Consideremos algunas escenas habituales en la Ciudad de México de mediados del siglo XX. En las casas de actores, cineastas o fotógrafos –como las de Dolores del Río o Emilio “El Indio” Fernández– era frecuente encontrar una mezcla que hoy parecería improbable: pintores, escritores, músicos, diplomáticos, miembros de la farándula y estrellas del cine nacional e internacional que pasaban por la capital. En la televisión abierta, cronistas como Salvador Novo –y otros miembros de la vida literaria– ocupaban espacios privilegiados para hablar de literatura o historia. Eran tiempos en que la cultura respiraba en un solo espacio, donde lo popular y lo intelectual no se repelían, sino que se enriquecían mutuamente.
Durante décadas, esa convivencia fue parte del paisaje cultural. Los artistas –independientemente de su disciplina– pertenecían a la conversación cotidiana. El público general reconocía sus nombres, su voz, su presencia; aparecían lo mismo en revistas de sociales, que programas de radio, suplementos culturales y sobremesas familiares. El arte no era un territorio tan especializado y blindado como lo es ahora.
Yo mismo alcancé a ver los últimos ecos de esa convivencia más porosa. De niño, entrar a un restaurante significaba encontrarse rodeado de cuadros con ficha técnica y precio: si a algún comensal le gustaba, lo compraba ahí mismo. En los consultorios médicos o despachos de abogados el arte estaba a la vista, sin mayor solemnidad. Artistas de renombre exhibían en los Jardines del Arte, codeándose con pintores jóvenes o aficionados; aunque sí había jerarquías, se convivía sin tanta fricción. Incluso en ciertas publicaciones de época era común encontrar, en páginas contiguas, la biografía y obra de artistas como Rufino Tamayo o Chucho Reyes, y las de otros artistas poco conocidos o que comenzaban a construir una carrera.
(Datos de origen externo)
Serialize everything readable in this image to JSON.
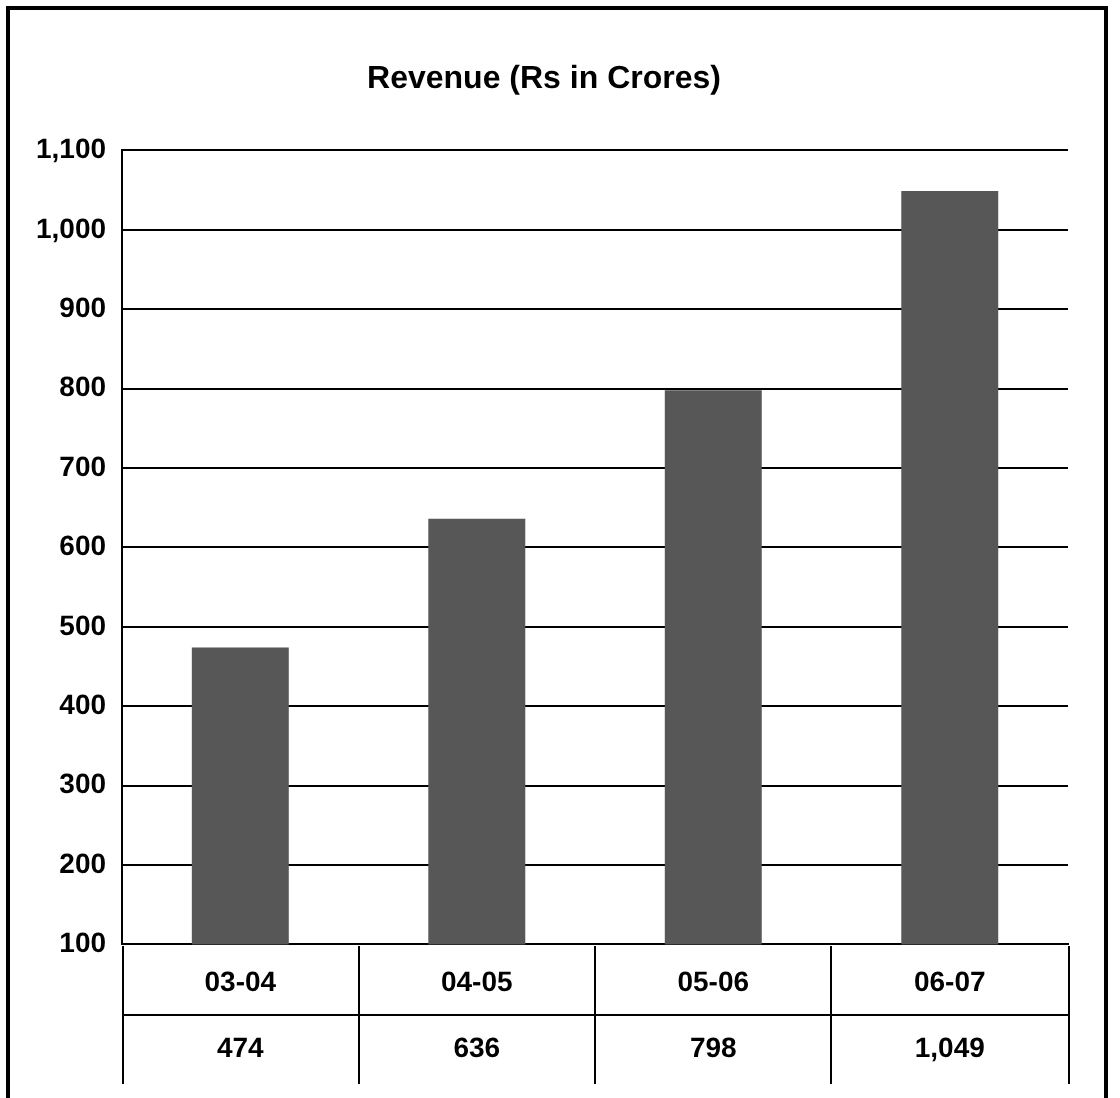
{
  "chart_data": {
    "type": "bar",
    "title": "Revenue (Rs in Crores)",
    "categories": [
      "03-04",
      "04-05",
      "05-06",
      "06-07"
    ],
    "values": [
      474,
      636,
      798,
      1049
    ],
    "value_labels": [
      "474",
      "636",
      "798",
      "1,049"
    ],
    "color": "#575757",
    "ylim": [
      100,
      1100
    ],
    "yticks": [
      100,
      200,
      300,
      400,
      500,
      600,
      700,
      800,
      900,
      {
        "value": 1000,
        "label": "1,000"
      },
      {
        "value": 1100,
        "label": "1,100"
      }
    ],
    "grid": "y",
    "legend": false
  }
}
Con el paso del tiempo, esa convivencia natural entre cultura y entretenimiento, así como entre artistas de diferentes disciplinas y trayectorias, se fracturó. El arte dejó de circular en espacios cotidianos y se volvió un territorio cada vez más elitista, mediado por instituciones que dictan legitimidad, ferias, galerías y un mercado global que convirtió la obra en un commodity. La figura del artista dejó de pertenecer al imaginario común y pasó a habitar un ecosistema especializado, en donde el acceso –económico, simbólico y cultural– resulta inalcanzable para la mayoría. Detrás del discurso de la inclusión se levantó, paradójicamente, un sistema más hermético que nunca.
A su vez, el entretenimiento se masificó hasta perder densidad. En lugar de debate, crítica o imaginación, se instaló la lógica del clic: contenido rápido, morboso, diseñado para absorber sin exigir nada al espectador. Formatos guiados por el algoritmo, donde la vulgaridad y la inmediatez funcionan como moneda de cambio. El resultado no es solo la banalización del espectáculo, sino la renuncia a cualquier ambición intelectual. En ambos casos –tanto en la inaccesibilidad del arte como en la banalización del entretenimiento– el resultado es similar: se han bajado los estándares.
Así, dos mundos que antes se nutrían mutuamente terminaron degradándose. Entre ambos desapareció la posibilidad de un espacio común donde el público pudiera encontrarse con ideas, sensibilidad o pensamiento crítico. Se perdió la brújula que permitía que las distintas líneas culturales convivieran, se enriquecieran y que habitaran en la sensibilidad colectiva. Recuperar algo de esa vitalidad no implica nostalgia, sino reconocer esta doble erosión y preguntarnos si todavía es posible reconstruir un terreno compartido donde el arte vuelva a significar algo, fuera de la esfera elitista e inaccesible donde actualmente circula.